In recent years, autonomous underwater vehicle (AUV) systems have demonstrated significant potential in complex marine exploration. However, effective AUV-based tracking remains challenging in realistic underwater environments characterized by high-dimensional features, including coupled kinematic states, spatial constraints, time-varying environmental disturbances, etc. To address these challenges, this paper proposes a hierarchical embodied-intelligence (EI) architecture for underwater multi-target tracking with AUVs in complex underwater environments. Built upon this architecture, we introduce the Double-Head Encoder-Attention-based Multi-Expert Collaborative Decision (DHEA-MECD), a novel Deep Reinforcement Learning (DRL) algorithm designed to support efficient and robust multi-target tracking. Specifically, in DHEA-MECD, a Double-Head Encoder-Attention-based information extraction framework is designed to semantically decompose raw sensory observations and explicitly model complex dependencies among heterogeneous features, including spatial configurations, kinematic states, structural constraints, and stochastic perturbations. On this basis, a motion-stage-aware multi-expert collaborative decision mechanism with Top-k expert selection strategy is introduced to support stage-adaptive decision-making. Furthermore, we propose the DHEA-MECD-based underwater multitarget tracking algorithm to enable AUV smart, stable, and anti-interference multi-target tracking. Extensive experimental results demonstrate that the proposed approach achieves superior tracking success rates, faster convergence, and improved motion optimality compared with mainstream DRL-based methods, particularly in complex and disturbance-rich marine environments.

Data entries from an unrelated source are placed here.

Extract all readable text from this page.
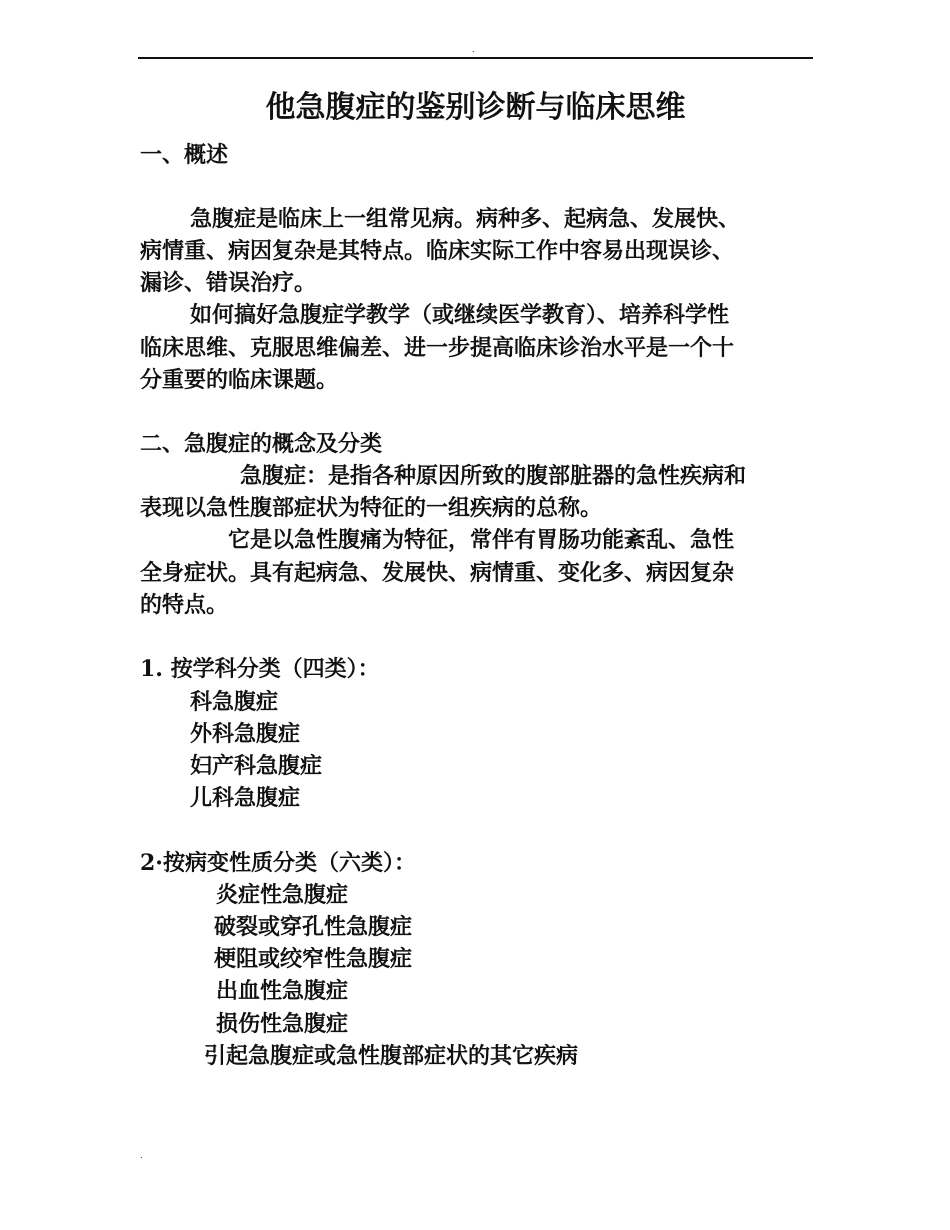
.
他急腹症的鉴别诊断与临床思维
一、概述
急腹症是临床上一组常见病。病种多、起病急、发展快、
病情重、病因复杂是其特点。临床实际工作中容易出现误诊、
漏诊、错误治疗。
如何搞好急腹症学教学（或继续医学教育）、培养科学性
临床思维、克服思维偏差、进一步提高临床诊治水平是一个十
分重要的临床课题。
二、急腹症的概念及分类
急腹症：是指各种原因所致的腹部脏器的急性疾病和
表现以急性腹部症状为特征的一组疾病的总称。
它是以急性腹痛为特征，常伴有胃肠功能紊乱、急性
全身症状。具有起病急、发展快、病情重、变化多、病因复杂
的特点。
1. 按学科分类（四类）：
科急腹症
外科急腹症
妇产科急腹症
儿科急腹症
2·按病变性质分类（六类）：
炎症性急腹症
破裂或穿孔性急腹症
梗阻或绞窄性急腹症
出血性急腹症
损伤性急腹症
引起急腹症或急性腹部症状的其它疾病
.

翻译：近年来，自主水下航行器（AUV）系统在复杂海洋探测中展现出巨大潜力。然而，在具有高维特征（包括耦合的运动学状态、空间约束、时变环境扰动等）的真实水下环境中，实现有效的基于AUV的跟踪仍然具有挑战性。为应对这些挑战，本文提出了一种用于复杂水下环境中AUV多目标跟踪的分层具身智能（EI）架构。基于此架构，我们提出了基于双头编码器-注意力的多专家协作决策（DHEA-MECD），这是一种新颖的深度强化学习（DRL）算法，旨在支持高效、鲁棒的多目标跟踪。具体而言，在DHEA-MECD中，设计了一个基于双头编码器-注意力的信息提取框架，用于对原始感官观测进行语义分解，并显式建模异构特征（包括空间构型、运动学状态、结构约束和随机扰动）之间的复杂依赖关系。在此基础上，引入了一种采用Top-k专家选择策略的运动阶段感知多专家协作决策机制，以支持阶段自适应的决策。此外，我们提出了基于DHEA-MECD的水下多目标跟踪算法，以实现AUV智能、稳定且抗干扰的多目标跟踪。大量实验结果表明，与主流的基于DRL的方法相比，所提方法在跟踪成功率、收敛速度和运动最优性方面均表现更优，尤其是在复杂且干扰丰富的海洋环境中。